Don't let your data scientists get bogged down in 'tedious work' - automate!

Craig Parfitt, VP of global insight services, Calligo, argues that data scientists should be deriving insights from data, not building models

Organisations often allow their data scientists to get involved in unnecessarily laborious tasks which can and should be automated.

That's the opinion of Craig Parfitt, VP of global insight services at Calligo, who was speaking at Computing's AI & Machine Learning Live event recently.

"Data scientists are usually domain experts, they really understand the data," Parfitt began. "But they get involved in some tedious things which can now be automated," he added.

That's a particular problem given the salaries experienced data scientists can command, with figures above £150,000 per year often cited.

"If you've designed how you'll use an algorithm, that can go into a process where those models get built automatically. And the structure of the model changes based upon the data you use."

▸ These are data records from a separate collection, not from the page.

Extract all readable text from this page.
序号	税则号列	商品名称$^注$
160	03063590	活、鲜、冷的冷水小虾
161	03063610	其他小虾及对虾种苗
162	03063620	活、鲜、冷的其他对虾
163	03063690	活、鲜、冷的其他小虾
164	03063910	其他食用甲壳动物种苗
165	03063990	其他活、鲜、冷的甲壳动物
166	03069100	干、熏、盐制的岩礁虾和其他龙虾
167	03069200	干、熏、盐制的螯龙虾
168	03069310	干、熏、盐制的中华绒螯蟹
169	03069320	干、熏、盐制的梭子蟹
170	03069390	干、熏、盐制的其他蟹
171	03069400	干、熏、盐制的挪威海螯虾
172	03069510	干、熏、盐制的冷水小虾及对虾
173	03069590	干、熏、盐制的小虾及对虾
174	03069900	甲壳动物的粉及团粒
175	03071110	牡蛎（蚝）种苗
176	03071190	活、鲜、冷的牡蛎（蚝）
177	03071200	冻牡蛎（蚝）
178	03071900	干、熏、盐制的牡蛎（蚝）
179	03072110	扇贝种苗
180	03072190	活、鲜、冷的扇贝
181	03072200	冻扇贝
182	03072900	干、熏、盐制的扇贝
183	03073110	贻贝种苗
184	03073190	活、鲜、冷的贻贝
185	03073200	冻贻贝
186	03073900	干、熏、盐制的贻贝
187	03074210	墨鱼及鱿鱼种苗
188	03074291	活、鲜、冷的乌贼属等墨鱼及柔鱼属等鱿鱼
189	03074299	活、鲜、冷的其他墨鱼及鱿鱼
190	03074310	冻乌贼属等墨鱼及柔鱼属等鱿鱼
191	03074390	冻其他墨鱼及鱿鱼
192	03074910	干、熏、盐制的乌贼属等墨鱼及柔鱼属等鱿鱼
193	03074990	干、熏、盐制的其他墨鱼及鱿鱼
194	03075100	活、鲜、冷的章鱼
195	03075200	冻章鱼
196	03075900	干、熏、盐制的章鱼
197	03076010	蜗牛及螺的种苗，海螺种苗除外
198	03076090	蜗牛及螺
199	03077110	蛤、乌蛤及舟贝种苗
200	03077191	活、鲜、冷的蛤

This capability means that data scientists shouldn't be spending their time building algorithms or models, but instead driving insights and new learnings, according to Parfitt.

"That allows you to free up the data scientist to do what they're good at - understanding new areas for the business. We can automate the tedious stuff so they don't get sucked into just playing with the data."

He explained that this strategy involves using 'design thinking', a creative problem-solving approach.

"We use design thinking to do this," said Parfitt. "We get different parts of the business together, and they're tasked to come up with an approach that really suits the organisation.

"That's very different from the more commons scenario where someone from the business has an idea, works on it for a while then has to go and get IT involved towards the end," he stated.

At the same event, Dr Patricia Charlton, Senior Lecturer at the Open University, stated that the skills gap is the biggest barrier to AI adoption, but argued that it doesn't have to be.

Parfitt also discussed the explosion in data volumes, giving the example of a person he worked with recently who was concerned by ever larger data feeds coming in via 5G.

"How can you ingest all the data you need, and how can you understand what you have already? These problems are set to get harder. Someone from Vodafone said to me 'I'm not worried about big data any more. When 5G switched on I'm worried about vast data'."

The same person told Parfitt that he no longer felt able to store all of this data, as it is so vast it has become too expensive to retain.

"So you don't store it, you strip mine it and take out what's relevant as we now know what we need - we've had 15 years of working with these data sources," Parfitt explained.